The spot was out a bit in the boonies of Brooklyn. Not entirely near any easily accessed subway, I decided, despite the weather, to kick Jeanette down the way. I knew the neighborhood, since it’s on the way to my mechanic, and I’d been looking for an excuse to take a ride since the storm clouds had gathered early on in the week.

It wasn’t raining, but as I plowed down Washington Ave, the mist in the air gathered over my visor, meaning I got to drive through the lens of a fun house mirror. I wiped it down at every red light.

It wasn’t really raining, but it was enough to move the screening downstairs into the loft. Still, in a break between episodes, I couldn’t help but make a visit upstairs for a smoke and a glimpse at the view. It was up there, on the sparse roof that I bumped into the local and his friend from Seattle.

“It’s honestly out there.”

“I’m sure it is. We’re just trapped in the mists…”

The local’s girlfriend piped up, with a smile.

“We travel in the mists of space and time?”

This I couldn’t let pass without comment.

“Don’t you need a TARDIS for that?”

The crew turned and laughed, and with that I was immediately culled into the circle. Their eyes all read the same: “He knows.” Before long we were sharing cigarettes and flasks while trading references. I defended Buffy’s sixth season. The girlfriend slipped a ‘frak’ into conversation. It was a geek-gasm.

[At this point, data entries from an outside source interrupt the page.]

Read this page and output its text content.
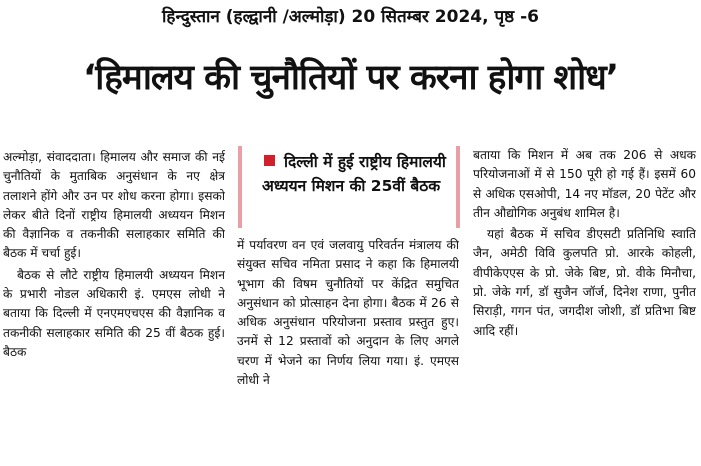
हिन्दुस्तान (हल्द्वानी /अल्मोड़ा) 20 सितम्बर 2024, पृष्ठ -6
‘हिमालय की चुनौतियों पर करना होगा शोध’

अल्मोड़ा, संवाददाता। हिमालय और समाज की नई चुनौतियों के मुताबिक अनुसंधान के नए क्षेत्र तलाशने होंगे और उन पर शोध करना होगा। इसको लेकर बीते दिनों राष्ट्रीय हिमालयी अध्ययन मिशन की वैज्ञानिक व तकनीकी सलाहकार समिति की बैठक में चर्चा हुई।

बैठक से लौटे राष्ट्रीय हिमालयी अध्ययन मिशन के प्रभारी नोडल अधिकारी इं. एमएस लोधी ने बताया कि दिल्ली में एनएमएचएस की वैज्ञानिक व तकनीकी सलाहकार समिति की 25 वीं बैठक हुई। बैठक

दिल्ली में हुई राष्ट्रीय हिमालयी अध्ययन मिशन की 25वीं बैठक

में पर्यावरण वन एवं जलवायु परिवर्तन मंत्रालय की संयुक्त सचिव नमिता प्रसाद ने कहा कि हिमालयी भूभाग की विषम चुनौतियों पर केंद्रित समुचित अनुसंधान को प्रोत्साहन देना होगा। बैठक में 26 से अधिक अनुसंधान परियोजना प्रस्ताव प्रस्तुत हुए। उनमें से 12 प्रस्तावों को अनुदान के लिए अगले चरण में भेजने का निर्णय लिया गया। इं. एमएस लोधी ने

बताया कि मिशन में अब तक 206 से अधक परियोजनाओं में से 150 पूरी हो गई हैं। इसमें 60 से अधिक एसओपी, 14 नए मॉडल, 20 पेटेंट और तीन औद्योगिक अनुबंध शामिल है।

यहां बैठक में सचिव डीएसटी प्रतिनिधि स्वाति जैन, अमेठी विवि कुलपति प्रो. आरके कोहली, वीपीकेएएस के प्रो. जेके बिष्ट, प्रो. वीके मिनौचा, प्रो. जेके गर्ग, डॉ सुजैन जॉर्ज, दिनेश राणा, पुनीत सिराड़ी, गगन पंत, जगदीश जोशी, डॉ प्रतिभा बिष्ट आदि रहीं।
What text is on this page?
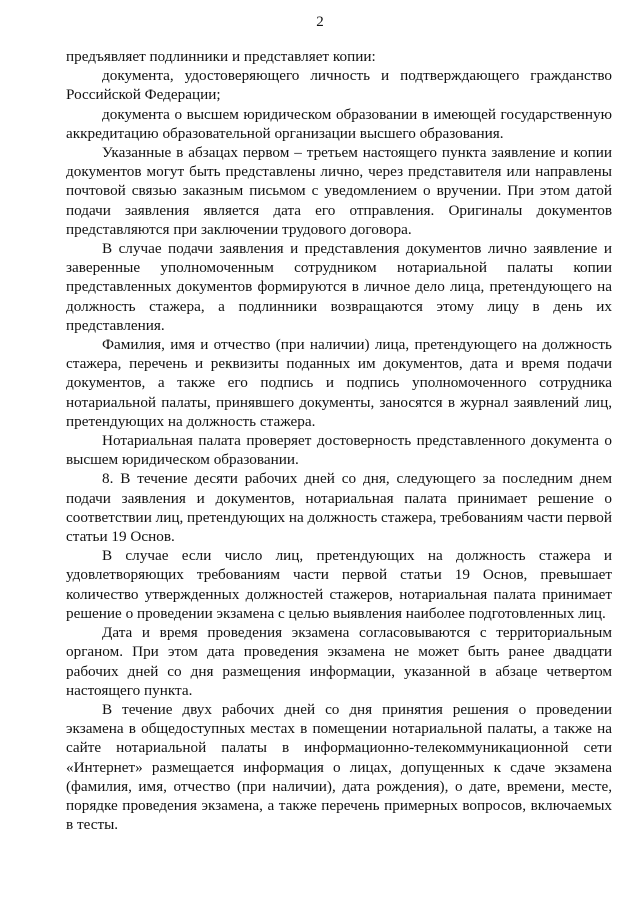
2

предъявляет подлинники и представляет копии:

документа, удостоверяющего личность и подтверждающего гражданство Российской Федерации;

документа о высшем юридическом образовании в имеющей государственную аккредитацию образовательной организации высшего образования.

Указанные в абзацах первом – третьем настоящего пункта заявление и копии документов могут быть представлены лично, через представителя или направлены почтовой связью заказным письмом с уведомлением о вручении. При этом датой подачи заявления является дата его отправления. Оригиналы документов представляются при заключении трудового договора.

В случае подачи заявления и представления документов лично заявление и заверенные уполномоченным сотрудником нотариальной палаты копии представленных документов формируются в личное дело лица, претендующего на должность стажера, а подлинники возвращаются этому лицу в день их представления.

Фамилия, имя и отчество (при наличии) лица, претендующего на должность стажера, перечень и реквизиты поданных им документов, дата и время подачи документов, а также его подпись и подпись уполномоченного сотрудника нотариальной палаты, принявшего документы, заносятся в журнал заявлений лиц, претендующих на должность стажера.

Нотариальная палата проверяет достоверность представленного документа о высшем юридическом образовании.

8. В течение десяти рабочих дней со дня, следующего за последним днем подачи заявления и документов, нотариальная палата принимает решение о соответствии лиц, претендующих на должность стажера, требованиям части первой статьи 19 Основ.

В случае если число лиц, претендующих на должность стажера и удовлетворяющих требованиям части первой статьи 19 Основ, превышает количество утвержденных должностей стажеров, нотариальная палата принимает решение о проведении экзамена с целью выявления наиболее подготовленных лиц.

Дата и время проведения экзамена согласовываются с территориальным органом. При этом дата проведения экзамена не может быть ранее двадцати рабочих дней со дня размещения информации, указанной в абзаце четвертом настоящего пункта.

В течение двух рабочих дней со дня принятия решения о проведении экзамена в общедоступных местах в помещении нотариальной палаты, а также на сайте нотариальной палаты в информационно-телекоммуникационной сети «Интернет» размещается информация о лицах, допущенных к сдаче экзамена (фамилия, имя, отчество (при наличии), дата рождения), о дате, времени, месте, порядке проведения экзамена, а также перечень примерных вопросов, включаемых в тесты.
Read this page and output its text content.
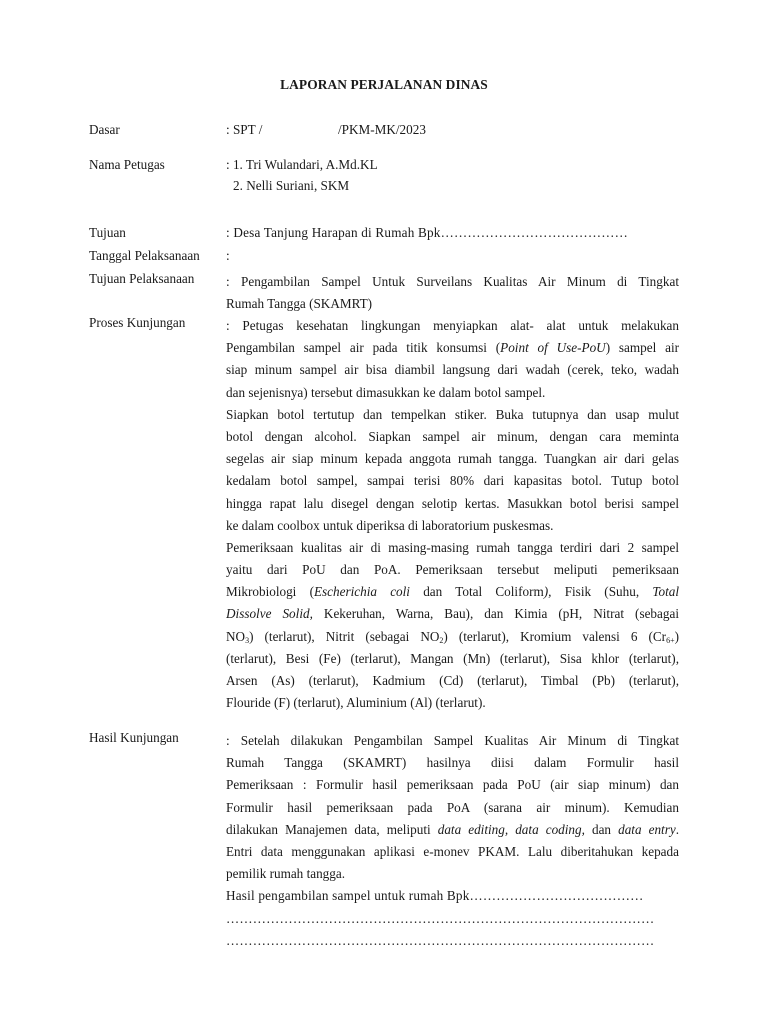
LAPORAN PERJALANAN DINAS
Dasar	: SPT /	/PKM-MK/2023
Nama Petugas	: 1. Tri Wulandari, A.Md.KL
2. Nelli Suriani, SKM
Tujuan	: Desa Tanjung Harapan di Rumah Bpk……………………………………
Tanggal Pelaksanaan	:
Tujuan Pelaksanaan	: Pengambilan Sampel Untuk Surveilans Kualitas Air Minum di Tingkat
Rumah Tangga (SKAMRT)
Proses Kunjungan	: Petugas kesehatan lingkungan menyiapkan alat- alat untuk melakukan
Pengambilan sampel air pada titik konsumsi (Point of Use-PoU) sampel air
siap minum sampel air bisa diambil langsung dari wadah (cerek, teko, wadah
dan sejenisnya) tersebut dimasukkan ke dalam botol sampel.
Siapkan botol tertutup dan tempelkan stiker. Buka tutupnya dan usap mulut
botol dengan alcohol. Siapkan sampel air minum, dengan cara meminta
segelas air siap minum kepada anggota rumah tangga. Tuangkan air dari gelas
kedalam botol sampel, sampai terisi 80% dari kapasitas botol. Tutup botol
hingga rapat lalu disegel dengan selotip kertas. Masukkan botol berisi sampel
ke dalam coolbox untuk diperiksa di laboratorium puskesmas.
Pemeriksaan kualitas air di masing-masing rumah tangga terdiri dari 2 sampel
yaitu dari PoU dan PoA. Pemeriksaan tersebut meliputi pemeriksaan
Mikrobiologi (Escherichia coli dan Total Coliform), Fisik (Suhu, Total
Dissolve Solid, Kekeruhan, Warna, Bau), dan Kimia (pH, Nitrat (sebagai
$NO_3$) (terlarut), Nitrit (sebagai $NO_2$) (terlarut), Kromium valensi 6 $(Cr_{6+})$
(terlarut), Besi (Fe) (terlarut), Mangan (Mn) (terlarut), Sisa khlor (terlarut),
Arsen (As) (terlarut), Kadmium (Cd) (terlarut), Timbal (Pb) (terlarut),
Flouride (F) (terlarut), Aluminium (Al) (terlarut).
Hasil Kunjungan	: Setelah dilakukan Pengambilan Sampel Kualitas Air Minum di Tingkat
Rumah Tangga (SKAMRT) hasilnya diisi dalam Formulir hasil
Pemeriksaan : Formulir hasil pemeriksaan pada PoU (air siap minum) dan
Formulir hasil pemeriksaan pada PoA (sarana air minum). Kemudian
dilakukan Manajemen data, meliputi data editing, data coding, dan data entry.
Entri data menggunakan aplikasi e-monev PKAM. Lalu diberitahukan kepada
pemilik rumah tangga.
Hasil pengambilan sampel untuk rumah Bpk…………………………………
……………………………………………………………………………………
……………………………………………………………………………………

Once midnight struck and we’d finished with our two episodes, I slipped towards the exit, making my apologies to the female newbie asking for a full back-story on Mal and his world-weary crew. (She later accosted our hostess for the evening, who dutifully pitched the entire series like a professional.)

On my way out, I saw the same crew from the roof as they bounded out to their car.

“To the geek-mobile!”

“Hate to nit-pick sir, but, THAT is the geek mobile.” I said, leveling my finger at Jeanette.

“Sir, I do believe you have me at that, sir.”

We laughed, and said our goodbyes, pleased to have ate our fill of dorkedness for the week. Just enough. As I pulled out my helmet and began to fasten it on, I saw a droplet on the visor. Then another.

The rain had held off, just long enough.

I plowed home through a storm, and just as I was throwing my leg off Jeanette back on my block, it trickled to a stop.

It rained just enough.

Just enough to soak me on my way home.